Centro de Biologia Ambiental/Departamento de Biologia Animal, Faculdade de Ciências, Universidade de Lisboa, Lisbon, Portugal; Instituto Gulbenkian de Ciência, Oeiras, Portugal.
Differentiation. 2013 Jul-Sep;86(1-2):48-56. doi: 10.1016/j.diff.2013.07.001. Epub 2013 Aug 20.
Akt is a highly conserved serine-threonine protein kinase which has been implicated in a wide variety of cellular functions, from the regulation of growth and metabolism, to activation of pro-survival pathways and cell proliferation, and promotion of differentiation in specific cell types. However, very little is known about the spatial and temporal pattern of Akt activity within cells and whether this pattern changes as cells enter and proceed in their differentiation programs. To address this issue we profiled Akt activation in E8.5-E13.5 mouse embryos and in C2C12 cells. We used a commercial antibody against Akt, phosphorylated on one of its activating residues, Thr-308, and performed high resolution confocal imaging of the immunofluorescence in labeled embryos. We observe strong Akt activity during mitosis in the dermomyotome, the neuroepithelium and some mesenchymal cells. This burst of activity fills the whole cell except for heterochromatin-positive areas in the nucleus. A surge in activity during mitosis is also observed in subconfluent C2C12 cells. Later on in the differentiation programs of skeletal muscle and neural cells, derivatives of the dermomyotome and neuroepithelium, respectively, we find robust, sustained Akt activity in the cytoplasm, but not in the nucleus. Concomitantly with skeletal muscle differentiation, Akt activity becomes concentrated in the sarcomeric Z-disks whereas developing neurons maintain a uniform cytoplasmic pattern of activated Akt. Our findings reveal unprecedented cellular and subcellular details of Akt activity during mouse embryo development, which is spatially and temporally consistent with proposed functions for Akt in mitosis and myogenic and neural differentiation and/or survival. Our results thus demonstrate a subcellular change in the pattern of Akt activation when skeletal muscle and neural progenitor cells cease dividing and progress in their differentiation programs.

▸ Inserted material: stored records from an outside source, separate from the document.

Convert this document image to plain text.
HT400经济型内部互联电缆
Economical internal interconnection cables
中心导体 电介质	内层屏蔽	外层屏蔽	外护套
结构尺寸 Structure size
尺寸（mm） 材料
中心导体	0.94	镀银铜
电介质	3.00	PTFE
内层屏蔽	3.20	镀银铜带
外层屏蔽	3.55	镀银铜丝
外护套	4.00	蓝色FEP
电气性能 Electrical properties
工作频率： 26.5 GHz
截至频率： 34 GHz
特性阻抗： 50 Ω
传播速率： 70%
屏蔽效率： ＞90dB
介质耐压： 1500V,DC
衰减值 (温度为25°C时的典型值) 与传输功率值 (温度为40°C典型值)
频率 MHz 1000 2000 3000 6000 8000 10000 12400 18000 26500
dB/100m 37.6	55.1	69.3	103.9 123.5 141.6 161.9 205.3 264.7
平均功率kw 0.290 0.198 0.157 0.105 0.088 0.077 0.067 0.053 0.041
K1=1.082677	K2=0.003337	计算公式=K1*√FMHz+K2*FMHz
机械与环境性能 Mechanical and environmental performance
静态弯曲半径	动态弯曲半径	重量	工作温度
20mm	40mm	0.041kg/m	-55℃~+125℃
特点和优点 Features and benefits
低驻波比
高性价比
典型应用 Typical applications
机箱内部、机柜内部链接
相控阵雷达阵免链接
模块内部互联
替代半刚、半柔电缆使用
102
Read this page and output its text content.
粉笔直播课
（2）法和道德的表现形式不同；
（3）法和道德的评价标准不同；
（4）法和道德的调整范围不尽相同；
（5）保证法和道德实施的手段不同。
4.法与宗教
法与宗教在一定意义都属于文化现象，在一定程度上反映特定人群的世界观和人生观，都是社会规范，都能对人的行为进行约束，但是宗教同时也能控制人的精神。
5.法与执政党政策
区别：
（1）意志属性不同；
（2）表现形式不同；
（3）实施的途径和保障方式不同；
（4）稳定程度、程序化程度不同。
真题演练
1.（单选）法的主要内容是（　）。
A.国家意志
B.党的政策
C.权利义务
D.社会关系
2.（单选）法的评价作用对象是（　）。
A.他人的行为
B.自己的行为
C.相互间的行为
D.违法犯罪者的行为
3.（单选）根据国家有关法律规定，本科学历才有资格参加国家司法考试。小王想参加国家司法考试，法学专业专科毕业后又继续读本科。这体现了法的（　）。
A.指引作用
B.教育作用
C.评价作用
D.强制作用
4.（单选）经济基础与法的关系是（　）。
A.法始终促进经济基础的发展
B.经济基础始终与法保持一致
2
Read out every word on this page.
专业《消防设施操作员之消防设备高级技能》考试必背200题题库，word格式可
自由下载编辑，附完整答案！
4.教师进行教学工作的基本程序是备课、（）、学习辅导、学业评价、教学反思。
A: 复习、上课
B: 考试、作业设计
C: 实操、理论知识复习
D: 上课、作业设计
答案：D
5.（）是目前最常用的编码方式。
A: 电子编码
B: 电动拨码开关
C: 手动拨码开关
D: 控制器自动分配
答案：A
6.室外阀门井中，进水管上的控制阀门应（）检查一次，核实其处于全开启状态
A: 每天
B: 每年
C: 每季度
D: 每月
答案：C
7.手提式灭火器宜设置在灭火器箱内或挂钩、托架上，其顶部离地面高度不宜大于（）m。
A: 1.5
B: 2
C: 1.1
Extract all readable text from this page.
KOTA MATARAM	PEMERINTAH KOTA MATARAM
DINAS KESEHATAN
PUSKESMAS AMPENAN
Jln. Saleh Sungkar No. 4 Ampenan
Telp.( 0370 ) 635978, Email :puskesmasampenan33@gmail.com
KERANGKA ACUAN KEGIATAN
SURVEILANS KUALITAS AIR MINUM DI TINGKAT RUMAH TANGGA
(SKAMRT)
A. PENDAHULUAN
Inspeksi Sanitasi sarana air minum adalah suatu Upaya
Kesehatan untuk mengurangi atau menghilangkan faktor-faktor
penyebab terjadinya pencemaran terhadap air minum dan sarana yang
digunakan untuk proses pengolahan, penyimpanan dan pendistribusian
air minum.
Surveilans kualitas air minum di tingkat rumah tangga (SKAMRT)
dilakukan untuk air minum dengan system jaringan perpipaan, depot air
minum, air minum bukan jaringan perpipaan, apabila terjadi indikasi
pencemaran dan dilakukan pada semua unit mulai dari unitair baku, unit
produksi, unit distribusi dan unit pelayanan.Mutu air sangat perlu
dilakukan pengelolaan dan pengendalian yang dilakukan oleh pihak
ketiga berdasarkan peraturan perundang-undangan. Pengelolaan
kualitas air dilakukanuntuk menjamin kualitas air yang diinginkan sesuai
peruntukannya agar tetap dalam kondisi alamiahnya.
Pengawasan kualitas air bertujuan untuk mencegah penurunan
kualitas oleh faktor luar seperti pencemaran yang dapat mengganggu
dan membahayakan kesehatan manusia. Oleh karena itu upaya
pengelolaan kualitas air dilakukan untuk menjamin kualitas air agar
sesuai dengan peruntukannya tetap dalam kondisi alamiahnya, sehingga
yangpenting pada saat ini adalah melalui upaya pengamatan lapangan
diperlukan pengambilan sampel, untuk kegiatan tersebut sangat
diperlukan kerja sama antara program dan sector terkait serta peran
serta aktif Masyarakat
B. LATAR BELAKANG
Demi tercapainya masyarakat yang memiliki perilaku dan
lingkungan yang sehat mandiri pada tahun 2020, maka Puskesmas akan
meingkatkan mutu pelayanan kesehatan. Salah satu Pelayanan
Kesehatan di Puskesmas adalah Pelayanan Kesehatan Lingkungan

Akt 是一种高度保守的丝氨酸/苏氨酸蛋白激酶,涉及多种细胞功能,从调节生长和代谢,到激活促生存途径和细胞增殖,以及促进特定细胞类型的分化。然而,关于 Akt 在细胞内的时空活性模式以及这种模式是否随着细胞进入并进行分化程序而改变,我们知之甚少。为了解决这个问题,我们对 E8.5-E13.5 天小鼠胚胎和 C2C12 细胞中的 Akt 激活进行了分析。我们使用了一种针对 Akt 的商业抗体,该抗体磷酸化其一个激活残基 Thr-308,并对标记胚胎中的免疫荧光进行了高分辨率共聚焦成像。我们观察到在真皮肌和神经上皮以及一些间质细胞的有丝分裂过程中,Akt 活性很强。这种活性爆发充满了整个细胞,除了核内异染色质阳性区域。在未完全汇合的 C2C12 细胞中也观察到有丝分裂过程中的活性激增。在真皮肌和神经细胞的分化程序后期,分别为真皮肌和神经上皮的衍生物,我们在细胞质中发现了强大而持续的 Akt 活性,但在核内没有。随着骨骼肌分化,Akt 活性集中在肌节的 Z 盘上,而发育中的神经元则保持激活的 Akt 的均匀细胞质模式。我们的发现揭示了在小鼠胚胎发育过程中 Akt 活性的前所未有的细胞和亚细胞细节,这与 Akt 在有丝分裂、肌生成和神经分化和/或存活中的功能是空间和时间一致的。因此,我们的研究结果表明,当骨骼肌和神经祖细胞停止分裂并进入分化程序时,Akt 激活的模式发生了亚细胞变化。